I know from experience of teaching various forms of physical activity over more than 30 years that some people will not declare their problems. Whether this from a lack of trust or fear they may not be allowed to participate I'm not sure. I can understand however as I would also be hesitant to declare my health history to someone I didn't know. I would encourage participants to remember that this is your exercise providers job. Often I have been told "my doctor/physio/consultant advised me to do Pilates/exercise" when I've asked if a new participant has any medical complaints or past injuries. As if I am then magically able to know exactly which exercises will improve their problem and which could leave them in a wheelchair.


I am very fortunate to have been in the position to have assessed many people with complex problems as a Community Physiotherapist. One such case was a client released from hospital suffering extreme pain despite taking powerful painkillers. From the physiotherapy assessment it was evident that there was a serious problem that had potentially been missed because this was not the problem the client had been in hospital for. After explaining the results of the Physiotherapy assessment and my level of concern to the patients GP immediately after my assessment the client was reviewed by the GP, readmitted and found to have 8 new vertebral wedge fractures. Fortunately we found this in time, acted immediately and the client was provided with a back brace. The exercise plan provided was then able to begin and the client was up on their feet and pain free within a few weeks.

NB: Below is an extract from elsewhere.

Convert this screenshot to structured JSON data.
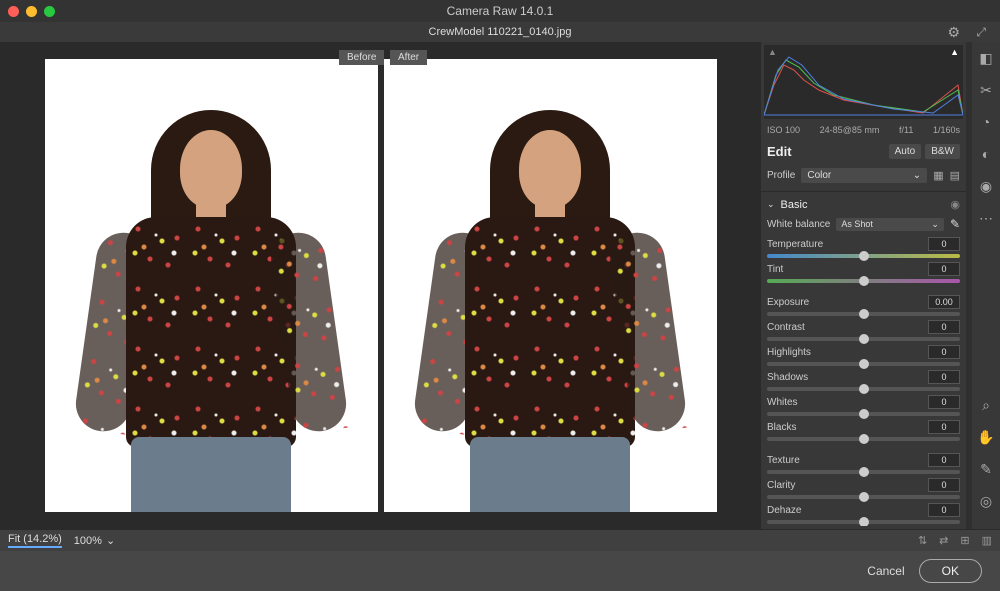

This is just one case at the extreme end of the spectrum but an example of how the outcome of an assessment can help guide a proper exercise plan to make sure problems improve and don't get worse.


So next time you attend classes we strongly recommend:

1. Make sure your provider is properly qualified to deal with your particular problem

2. Make sure you complete a PARQ (if you haven't already had an assessment with your provider)

3. If you are new to a class, recreation centre or gym and have not been asked to complete a PARQ, BE CONCERNED!

3. If you have a medical complaint or past injury declare this to your exercise provider (they really don't have x-ray vision:-) and have an assessment so they can make your plan evidence based and specific to you. If your provider is a health care professional they can refer you to your GP for further investigation if necessary


Reference

ACSM (2005). ACSM's Guidelines For Exercise Testing And Prescription (7th Ed.) Lippincott, Williams and Wilkins, Phil.